In preparation for the lawsuit filed against them by Yahoo! Inc., Facebook bought 750 patents from International Business Machines Corp. The freshly acquired patents will cover a broad range of technology, ranging from search to semiconductors.
The terms of the patent acquisition were undisclosed. Representatives from both Facebook and IBM have yet to comment on the matter.
“This is a very big deal,” said Erin- Michael Gill, chief intellectual property officer at MDB, an investment bank focused on intellectual property.
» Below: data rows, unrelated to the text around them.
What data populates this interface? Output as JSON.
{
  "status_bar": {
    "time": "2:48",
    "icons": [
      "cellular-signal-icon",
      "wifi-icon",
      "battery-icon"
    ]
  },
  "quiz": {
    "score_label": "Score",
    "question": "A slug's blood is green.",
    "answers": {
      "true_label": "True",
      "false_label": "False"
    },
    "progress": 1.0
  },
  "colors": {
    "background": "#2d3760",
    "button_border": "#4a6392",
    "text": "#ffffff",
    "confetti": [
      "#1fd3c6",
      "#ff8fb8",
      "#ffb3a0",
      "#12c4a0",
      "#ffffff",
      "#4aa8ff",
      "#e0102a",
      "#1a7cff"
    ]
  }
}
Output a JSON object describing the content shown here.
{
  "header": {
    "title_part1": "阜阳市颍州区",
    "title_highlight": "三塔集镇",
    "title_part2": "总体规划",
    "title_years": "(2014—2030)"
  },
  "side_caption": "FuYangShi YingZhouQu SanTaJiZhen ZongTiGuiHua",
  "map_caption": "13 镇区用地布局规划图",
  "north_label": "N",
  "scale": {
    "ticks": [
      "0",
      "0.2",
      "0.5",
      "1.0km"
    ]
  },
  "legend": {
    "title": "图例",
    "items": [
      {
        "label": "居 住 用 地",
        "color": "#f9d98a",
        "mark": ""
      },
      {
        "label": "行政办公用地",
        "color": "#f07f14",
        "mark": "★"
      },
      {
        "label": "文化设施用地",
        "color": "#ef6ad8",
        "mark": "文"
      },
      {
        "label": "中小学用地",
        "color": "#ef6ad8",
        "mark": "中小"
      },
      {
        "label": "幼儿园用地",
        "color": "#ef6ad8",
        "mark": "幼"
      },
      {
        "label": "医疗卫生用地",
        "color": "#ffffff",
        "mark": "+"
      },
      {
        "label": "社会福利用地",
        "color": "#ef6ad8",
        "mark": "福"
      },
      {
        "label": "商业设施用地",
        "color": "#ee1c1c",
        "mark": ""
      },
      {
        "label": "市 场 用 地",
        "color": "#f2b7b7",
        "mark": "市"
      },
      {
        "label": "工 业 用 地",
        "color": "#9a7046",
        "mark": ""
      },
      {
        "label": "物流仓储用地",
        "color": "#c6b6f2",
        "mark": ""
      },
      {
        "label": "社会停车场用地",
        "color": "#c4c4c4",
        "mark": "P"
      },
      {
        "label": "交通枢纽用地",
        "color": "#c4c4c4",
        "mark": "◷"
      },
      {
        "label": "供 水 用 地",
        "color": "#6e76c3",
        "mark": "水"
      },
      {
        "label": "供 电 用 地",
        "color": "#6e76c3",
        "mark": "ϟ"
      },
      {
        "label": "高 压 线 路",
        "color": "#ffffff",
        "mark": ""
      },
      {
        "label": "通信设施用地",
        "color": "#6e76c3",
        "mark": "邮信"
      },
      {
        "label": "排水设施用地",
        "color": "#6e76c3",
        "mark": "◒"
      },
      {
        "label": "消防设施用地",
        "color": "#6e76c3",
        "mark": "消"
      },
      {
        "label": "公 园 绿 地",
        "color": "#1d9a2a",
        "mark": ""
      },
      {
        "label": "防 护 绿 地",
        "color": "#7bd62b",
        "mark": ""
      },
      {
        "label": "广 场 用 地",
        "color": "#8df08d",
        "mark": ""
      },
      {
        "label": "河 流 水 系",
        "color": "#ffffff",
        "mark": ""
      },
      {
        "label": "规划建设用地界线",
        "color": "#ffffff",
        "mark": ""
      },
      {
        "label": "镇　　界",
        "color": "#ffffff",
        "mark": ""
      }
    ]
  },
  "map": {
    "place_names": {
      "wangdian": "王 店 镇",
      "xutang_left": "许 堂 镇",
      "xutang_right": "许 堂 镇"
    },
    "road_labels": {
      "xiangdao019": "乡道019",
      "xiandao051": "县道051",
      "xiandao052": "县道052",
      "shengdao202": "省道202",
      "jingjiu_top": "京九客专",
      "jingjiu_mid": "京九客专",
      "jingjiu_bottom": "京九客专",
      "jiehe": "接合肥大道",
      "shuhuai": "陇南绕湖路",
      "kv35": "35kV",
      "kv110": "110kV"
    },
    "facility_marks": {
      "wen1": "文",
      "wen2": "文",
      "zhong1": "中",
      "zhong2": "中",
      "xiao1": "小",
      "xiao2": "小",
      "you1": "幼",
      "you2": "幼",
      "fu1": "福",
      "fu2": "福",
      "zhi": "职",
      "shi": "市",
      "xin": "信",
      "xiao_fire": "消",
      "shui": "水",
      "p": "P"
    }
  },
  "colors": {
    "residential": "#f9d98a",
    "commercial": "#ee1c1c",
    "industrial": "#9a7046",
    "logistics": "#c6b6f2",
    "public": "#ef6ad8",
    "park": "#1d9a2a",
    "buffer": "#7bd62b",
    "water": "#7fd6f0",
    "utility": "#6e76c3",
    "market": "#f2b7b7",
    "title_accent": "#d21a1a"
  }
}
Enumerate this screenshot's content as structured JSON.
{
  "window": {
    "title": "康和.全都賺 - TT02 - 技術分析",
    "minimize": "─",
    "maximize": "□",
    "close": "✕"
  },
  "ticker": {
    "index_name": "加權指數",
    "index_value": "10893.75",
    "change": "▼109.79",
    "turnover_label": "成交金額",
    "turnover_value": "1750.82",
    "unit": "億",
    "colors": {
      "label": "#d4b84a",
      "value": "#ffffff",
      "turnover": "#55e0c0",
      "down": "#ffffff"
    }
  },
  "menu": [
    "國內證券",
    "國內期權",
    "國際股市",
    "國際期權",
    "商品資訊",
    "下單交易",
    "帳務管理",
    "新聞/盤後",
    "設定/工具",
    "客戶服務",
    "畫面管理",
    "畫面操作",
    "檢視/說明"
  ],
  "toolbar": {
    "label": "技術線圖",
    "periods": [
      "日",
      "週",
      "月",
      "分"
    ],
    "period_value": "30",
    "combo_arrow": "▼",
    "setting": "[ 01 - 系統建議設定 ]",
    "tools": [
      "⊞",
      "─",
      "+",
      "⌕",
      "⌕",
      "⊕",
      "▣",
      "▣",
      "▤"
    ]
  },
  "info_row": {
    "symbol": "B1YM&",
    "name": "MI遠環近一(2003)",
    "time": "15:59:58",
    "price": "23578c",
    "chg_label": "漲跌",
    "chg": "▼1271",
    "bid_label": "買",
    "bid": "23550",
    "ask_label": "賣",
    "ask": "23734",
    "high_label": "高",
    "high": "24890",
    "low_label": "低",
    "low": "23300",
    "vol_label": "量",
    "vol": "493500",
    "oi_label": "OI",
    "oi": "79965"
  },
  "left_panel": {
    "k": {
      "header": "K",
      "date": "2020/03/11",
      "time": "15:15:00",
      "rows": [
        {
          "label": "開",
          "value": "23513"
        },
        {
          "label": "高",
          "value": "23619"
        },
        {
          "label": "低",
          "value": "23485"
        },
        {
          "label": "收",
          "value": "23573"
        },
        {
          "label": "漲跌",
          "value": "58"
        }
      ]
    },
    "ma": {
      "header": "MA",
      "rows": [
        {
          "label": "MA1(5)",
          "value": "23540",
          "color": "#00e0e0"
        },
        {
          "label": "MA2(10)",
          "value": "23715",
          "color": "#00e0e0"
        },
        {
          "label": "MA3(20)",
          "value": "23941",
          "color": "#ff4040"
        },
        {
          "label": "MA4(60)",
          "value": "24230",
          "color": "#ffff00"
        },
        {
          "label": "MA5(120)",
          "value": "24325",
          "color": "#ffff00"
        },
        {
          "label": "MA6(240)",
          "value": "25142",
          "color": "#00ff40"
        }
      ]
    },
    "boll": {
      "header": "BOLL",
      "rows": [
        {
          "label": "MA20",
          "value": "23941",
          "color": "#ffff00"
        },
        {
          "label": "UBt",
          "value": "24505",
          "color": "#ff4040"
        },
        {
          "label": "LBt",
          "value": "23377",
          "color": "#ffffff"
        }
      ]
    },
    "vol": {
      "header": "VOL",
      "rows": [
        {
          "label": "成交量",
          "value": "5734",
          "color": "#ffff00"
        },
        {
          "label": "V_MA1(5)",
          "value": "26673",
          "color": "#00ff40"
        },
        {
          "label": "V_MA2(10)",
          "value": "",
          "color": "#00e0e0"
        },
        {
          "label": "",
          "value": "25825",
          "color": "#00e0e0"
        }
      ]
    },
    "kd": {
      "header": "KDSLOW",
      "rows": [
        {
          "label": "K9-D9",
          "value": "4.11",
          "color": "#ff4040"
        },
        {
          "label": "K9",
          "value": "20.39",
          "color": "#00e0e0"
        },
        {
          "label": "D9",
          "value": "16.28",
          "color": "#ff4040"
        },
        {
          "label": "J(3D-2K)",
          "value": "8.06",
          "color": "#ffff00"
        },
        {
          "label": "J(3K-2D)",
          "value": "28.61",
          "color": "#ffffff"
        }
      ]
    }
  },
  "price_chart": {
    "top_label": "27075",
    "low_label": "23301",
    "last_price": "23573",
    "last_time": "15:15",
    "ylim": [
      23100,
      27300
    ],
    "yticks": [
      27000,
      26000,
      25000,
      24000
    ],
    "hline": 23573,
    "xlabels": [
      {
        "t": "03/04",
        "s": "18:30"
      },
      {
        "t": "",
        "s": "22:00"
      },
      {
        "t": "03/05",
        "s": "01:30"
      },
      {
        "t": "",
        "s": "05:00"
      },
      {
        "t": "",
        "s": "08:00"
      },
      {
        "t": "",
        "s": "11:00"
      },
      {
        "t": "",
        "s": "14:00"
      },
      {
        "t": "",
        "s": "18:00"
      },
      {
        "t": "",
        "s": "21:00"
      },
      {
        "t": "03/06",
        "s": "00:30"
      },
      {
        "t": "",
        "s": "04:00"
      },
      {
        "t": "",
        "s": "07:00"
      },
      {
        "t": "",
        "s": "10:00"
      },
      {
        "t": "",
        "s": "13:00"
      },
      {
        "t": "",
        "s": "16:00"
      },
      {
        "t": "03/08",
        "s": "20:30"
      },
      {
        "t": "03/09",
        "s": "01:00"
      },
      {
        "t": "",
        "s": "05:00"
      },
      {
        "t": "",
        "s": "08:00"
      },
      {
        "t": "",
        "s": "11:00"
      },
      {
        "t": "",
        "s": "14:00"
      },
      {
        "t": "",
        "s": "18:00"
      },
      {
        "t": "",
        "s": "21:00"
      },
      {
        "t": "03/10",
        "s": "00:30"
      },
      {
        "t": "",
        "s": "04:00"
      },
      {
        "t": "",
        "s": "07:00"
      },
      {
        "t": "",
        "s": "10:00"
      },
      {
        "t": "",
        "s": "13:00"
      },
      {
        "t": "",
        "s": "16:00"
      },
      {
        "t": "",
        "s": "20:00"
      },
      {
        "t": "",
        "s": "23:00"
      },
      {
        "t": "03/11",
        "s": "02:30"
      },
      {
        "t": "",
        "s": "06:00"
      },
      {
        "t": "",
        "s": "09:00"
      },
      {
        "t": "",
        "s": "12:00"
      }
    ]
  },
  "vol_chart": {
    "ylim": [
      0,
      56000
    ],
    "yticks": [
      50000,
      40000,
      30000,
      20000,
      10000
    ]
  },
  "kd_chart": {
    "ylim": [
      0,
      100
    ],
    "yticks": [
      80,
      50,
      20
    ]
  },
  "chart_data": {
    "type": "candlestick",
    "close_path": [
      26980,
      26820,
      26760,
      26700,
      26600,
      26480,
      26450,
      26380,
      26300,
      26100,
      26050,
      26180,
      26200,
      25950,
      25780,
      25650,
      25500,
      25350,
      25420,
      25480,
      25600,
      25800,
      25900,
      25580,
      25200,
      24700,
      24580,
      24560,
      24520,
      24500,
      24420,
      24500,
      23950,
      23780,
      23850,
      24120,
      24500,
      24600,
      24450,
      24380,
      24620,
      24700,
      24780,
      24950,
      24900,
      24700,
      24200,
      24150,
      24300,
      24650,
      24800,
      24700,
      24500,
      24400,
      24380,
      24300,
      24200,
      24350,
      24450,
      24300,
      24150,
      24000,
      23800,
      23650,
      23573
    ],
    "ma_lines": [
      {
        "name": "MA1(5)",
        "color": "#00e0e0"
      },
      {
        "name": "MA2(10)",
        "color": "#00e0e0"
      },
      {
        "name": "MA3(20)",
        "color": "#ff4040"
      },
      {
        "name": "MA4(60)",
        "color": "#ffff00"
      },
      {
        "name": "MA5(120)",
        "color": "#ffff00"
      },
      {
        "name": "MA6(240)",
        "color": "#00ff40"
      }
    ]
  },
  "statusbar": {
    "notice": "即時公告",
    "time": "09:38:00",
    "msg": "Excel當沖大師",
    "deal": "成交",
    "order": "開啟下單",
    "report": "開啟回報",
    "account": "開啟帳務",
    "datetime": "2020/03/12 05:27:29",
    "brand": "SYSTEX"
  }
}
While it’s not clear how strong the patents are, “Facebook is now where it’s supposed to be.”
Facebook currently has 56 issued patents and 503 applications as of December 31, 2011. Bulking up on their patents will not only help them fend off the Yahoo! lawsuit, but also dodge future patent trolls.
Earlier this month, Yahoo! filed a case against Facebook alleging the social networking giant of infringing on 10-20 of their patents in advertising, the personalization of web sites, social networking and messaging.
“We’re disappointed that Yahoo, a long-time business partner of Facebook and a company that has substantially benefited from its association with Facebook, has decided to resort to litigation,” Facebook said in a statement.
Facebook’s Updated RSS Omits “Privacy”
Aside from their Yahoo! dilemma, Facebook is facing scrutiny with their updated Statement of Rights and Responsibilities – an important document that describes their relationship with users and others who interact with Facebook. The biggest deal regarding the update is the omission of the word “privacy” in their policy. People are now getting concerned that Facebook is out to expose and exploit their users.
Facebook claimed that the changes are administrative and users had until March 22nd to send feedback regarding the changes that will take place. Many users were quick to antagonize Facebook’s proposed changes, most commented with just one line: “I reject the changes.” You’d think Facebook would listen to users since they gave an open-invitation for subscribers to send their feedback, but that doesn’t seem to be the case. They just wanted to know what people thought about the change, but they still pushed forward with their plan yesterday.